Yard sale carries on for 35th year
It has been heard of as far away as Maine.
Old Nintendo games, paperback books, safari hats and even Kale Soup. It's not your father's yard sale.
Well, maybe it is. Regardless, Robinson Estates' annual yard sale is still going strong, growing even, after 35 years. The yardsale is an annual event held in mid-September where residents of Robinson Estates in Freetown and their neighbors in bordering Rochester coordinate to hold their yardsales on the same weekend, producing a combination of block party and bazaar that must be seen to be believed.
"We like it because it brings the community together," said Marlene Johnson, the Freetown resident responsible for organizing the multi-town affair. "In my yard we have seven people [selling]."
Johnson first helped to organize the yard sale in the late 1970s with the help of her then-neighbor. Eventually, her neighbor moved away and left her in charge. Every year she begins planning months in advance.
"People will plan their weddings around this," said Johnson, adding that she has met people in Maine who had heard of the sale.
"Robinson Estates is really the Freetown side," said Rochester resident Sue Silva, who has been a part of the sale since the beginning.
Although Robinson Estates is in Freetown, it straddles the town line with Rochester and plenty of the community yard sale's 60 participating households are from the Rochester side.

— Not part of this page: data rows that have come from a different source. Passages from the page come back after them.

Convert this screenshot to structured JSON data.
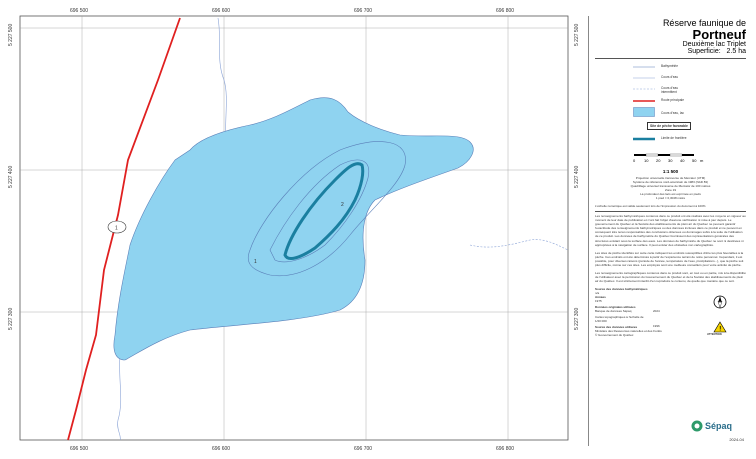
{
  "map": {
    "x_coords": [
      "696 500",
      "696 600",
      "696 700",
      "696 800"
    ],
    "y_coords": [
      "5 227 300",
      "5 227 400",
      "5 227 500"
    ],
    "road_shield": "1",
    "depth_labels": [
      "1",
      "2"
    ],
    "colors": {
      "water": "#8fd3f0",
      "road": "#e02020",
      "zone": "#1a7fa0",
      "contour": "#5a7fb8"
    }
  },
  "title": {
    "reserve": "Réserve faunique de",
    "name": "Portneuf",
    "lake": "Deuxième lac Triplet",
    "area_label": "Superficie:",
    "area_value": "2.5 ha"
  },
  "legend": [
    {
      "label": "Bathymétrie",
      "icon": "thin-line"
    },
    {
      "label": "Cours d'eau",
      "icon": "thin-line"
    },
    {
      "label": "Cours d'eau intermittent",
      "icon": "dashed-line"
    },
    {
      "label": "Route principale",
      "icon": "red-line"
    },
    {
      "label": "Cours d'eau, lac",
      "icon": "water-box"
    },
    {
      "label": "Site de pêche favorable",
      "icon": "label-box"
    },
    {
      "label": "Limite de frontière",
      "icon": "thick-line"
    }
  ],
  "scale": {
    "ticks": [
      "0",
      "10",
      "20",
      "30",
      "40",
      "50"
    ],
    "unit": "m",
    "ratio": "1:1 500"
  },
  "projection_lines": [
    "Projection universelle transverse de Mercator (UTM)",
    "Système de référence nord-américain de 1983 (NAD 83)",
    "Quadrillage universel transverse de Mercator de 100 mètres",
    "Zone 19",
    "La profondeur des lacs est exprimée en pieds",
    "1 pied = 0,3048 mètre"
  ],
  "scale_note": "L'échelle numérique est valide seulement lors de l'impression du document à 100%",
  "paragraphs": [
    "Les renseignements bathymétriques contenus dans ce produit ont été réalisés avec les moyens en vigueur au moment de leur date de publication et n'ont fait l'objet d'aucune vérification ni mise à jour depuis. Le gouvernement du Québec et la Société des établissements de plein air du Québec ne peuvent garantir l'exactitude des renseignements bathymétriques ou des données incluses dans ce produit et ne peuvent en conséquent être tenus responsables des conclusions obtenues ou dommages subis à la suite de l'utilisation de ce produit. Les données de bathymétrie du Québec fournissent des représentations générales des structures existant sous la surface des eaux. Les données de bathymétrie du Québec ne sont ni destinées ni appropriées à la navigation de surface. Il peut exister des obstacles non cartographiés.",
    "Les sites de pêche identifiés sur cette carte indiquent les endroits susceptibles d'être les plus favorables à la pêche. Ces endroits ont été déterminés à partir de l'expérience terrain de notre personnel. Cependant, il est possible, pour diverses raisons (période de l'année, température de l'eau, précipitations...), que la pêche soit plus difficile, même sur ces sites. Les employés sont une meilleure conseillers pour votre activité de pêche.",
    "Les renseignements cartographiques contenus dans ce produit sont, en tout ou en partie, mis à la disponibilité de l'utilisateur avec la permission du Gouvernement du Québec et de la Société des établissements de plein air du Québec. Il est strictement interdit d'en reproduire le contenu, de quelle que manière que ce soit."
  ],
  "sources": [
    {
      "title": "Source des données bathymétriques",
      "lines": [
        "n/a"
      ]
    },
    {
      "title": "Années",
      "lines": [
        "1975"
      ]
    },
    {
      "title": "Données originales utilisées",
      "lines": [
        "Banque de données Sépaq",
        "Cartes topographiques à l'échelle de 1/20 000"
      ]
    },
    {
      "title": "Source des données utilisées",
      "lines": [
        "Ministère des Ressources naturelles et des Forêts",
        "© Gouvernement du Québec"
      ]
    }
  ],
  "source_years": [
    "2024",
    "1996"
  ],
  "logo": "Sépaq",
  "warning": "ATTENTION",
  "code": "2024-04"
}
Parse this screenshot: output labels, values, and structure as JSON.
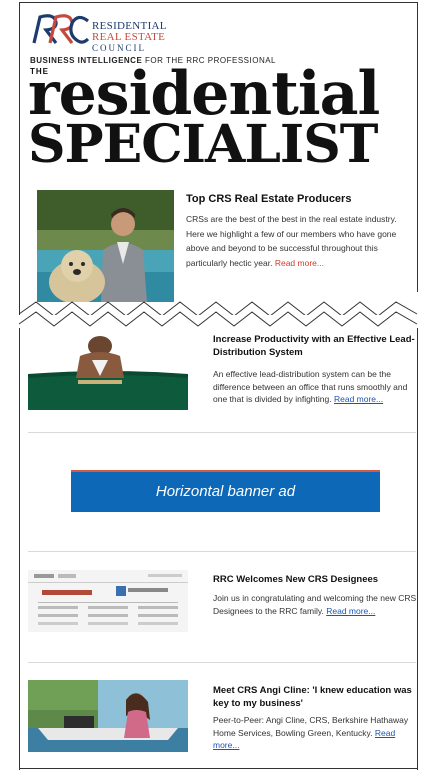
{
  "brand": {
    "org_line1": "RESIDENTIAL",
    "org_line2": "REAL ESTATE",
    "org_line3": "COUNCIL",
    "tagline_bold": "BUSINESS INTELLIGENCE",
    "tagline_rest": " FOR THE RRC PROFESSIONAL",
    "masthead_the": "THE",
    "masthead_word1": "residential",
    "masthead_word2": "SPECIALIST"
  },
  "feature": {
    "title": "Top CRS Real Estate Producers",
    "description": "CRSs are the best of the best in the real estate industry. Here we highlight a few of our members who have gone above and beyond to be successful throughout this particularly hectic year.",
    "read_more": "Read more..."
  },
  "articles": [
    {
      "title": "Increase Productivity with an Effective Lead-Distribution System",
      "description": "An effective lead-distribution system can be the difference between an office that runs smoothly and one that is divided by infighting.",
      "read_more": "Read more..."
    },
    {
      "title": "RRC Welcomes New CRS Designees",
      "description": "Join us in congratulating and welcoming the new CRS Designees to the RRC family.",
      "read_more": "Read more..."
    },
    {
      "title": "Meet CRS Angi Cline: 'I knew education was key to my business'",
      "description": "Peer-to-Peer: Angi Cline, CRS, Berkshire Hathaway Home Services, Bowling Green, Kentucky.",
      "read_more": "Read more..."
    }
  ],
  "banner": {
    "label": "Horizontal banner ad"
  },
  "colors": {
    "brand_navy": "#1d3b6f",
    "brand_red": "#c54a3e",
    "link_blue": "#1c55b3",
    "banner_blue": "#0d68b8"
  }
}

And those participants were rewarded with attendance they hadn't seen for years.
"Yesterday, you couldn't even drive in here by 8 a.m.," said Corey Hanks, a food vendor who's attended the event for several years.

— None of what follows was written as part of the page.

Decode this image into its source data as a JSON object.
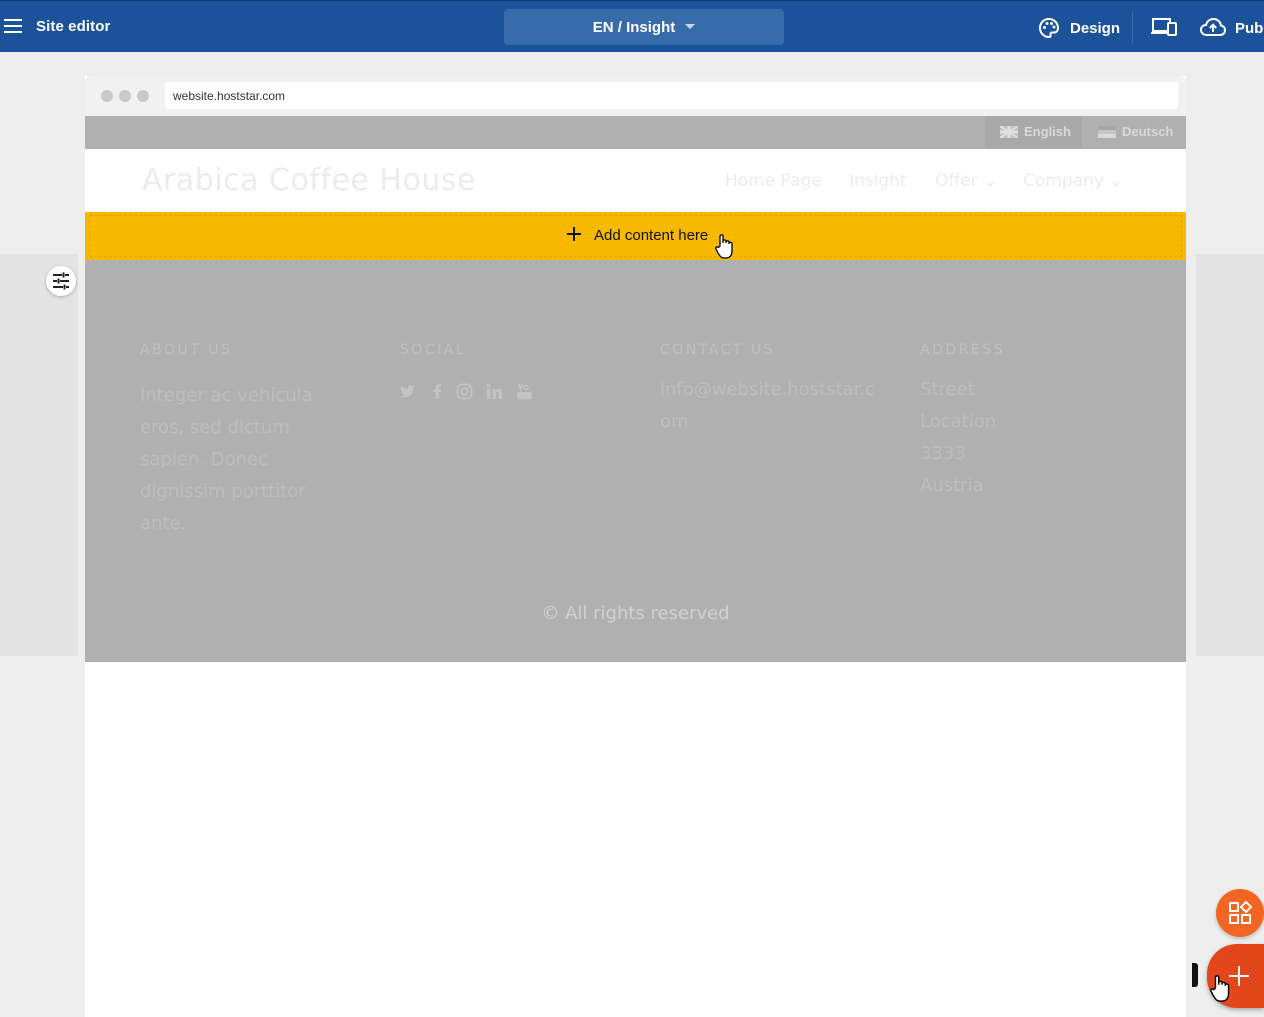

"We had cars parked yesterday all the way up to [Route] 105," said Cecelia Hall, of Rochester, who came with her husband and brought plenty to sell. "It's been here for 35 years but I've been coming for 10."
"There are a lot of people here who'll see each other and say 'Oh, I haven't seen you since the last yard sale,'" said Johnson.
And don't think trinkets are all that's on hand.
"Put in a good word for her about her kale soup," shouts a passerby, pointing to where Rochester's Ann Eldridge is serving up batches of Kale.
"When you get this many people together, they need to eat," says Eldridge. "I've gone through 14 batches of kale soup at five quarts each."
And Eldridge isn't the only food vendor to be found. Hanks decided to come all the way from New Bedford with his newly-established hotdog business, Fenway Sausage Works.
"We've been coming here six years," said Hanks, pausing between serving customers. "This is the first year we've brought the trailer though."
As for where all of the clutter comes from to fuel 35 years of yard sales, Johnson has a theory or two.
"It's a hobby for people who are retired," she says. "My husband likes to buy stuff, then he fixes it and sells it here. He might not make any money but he still had fun."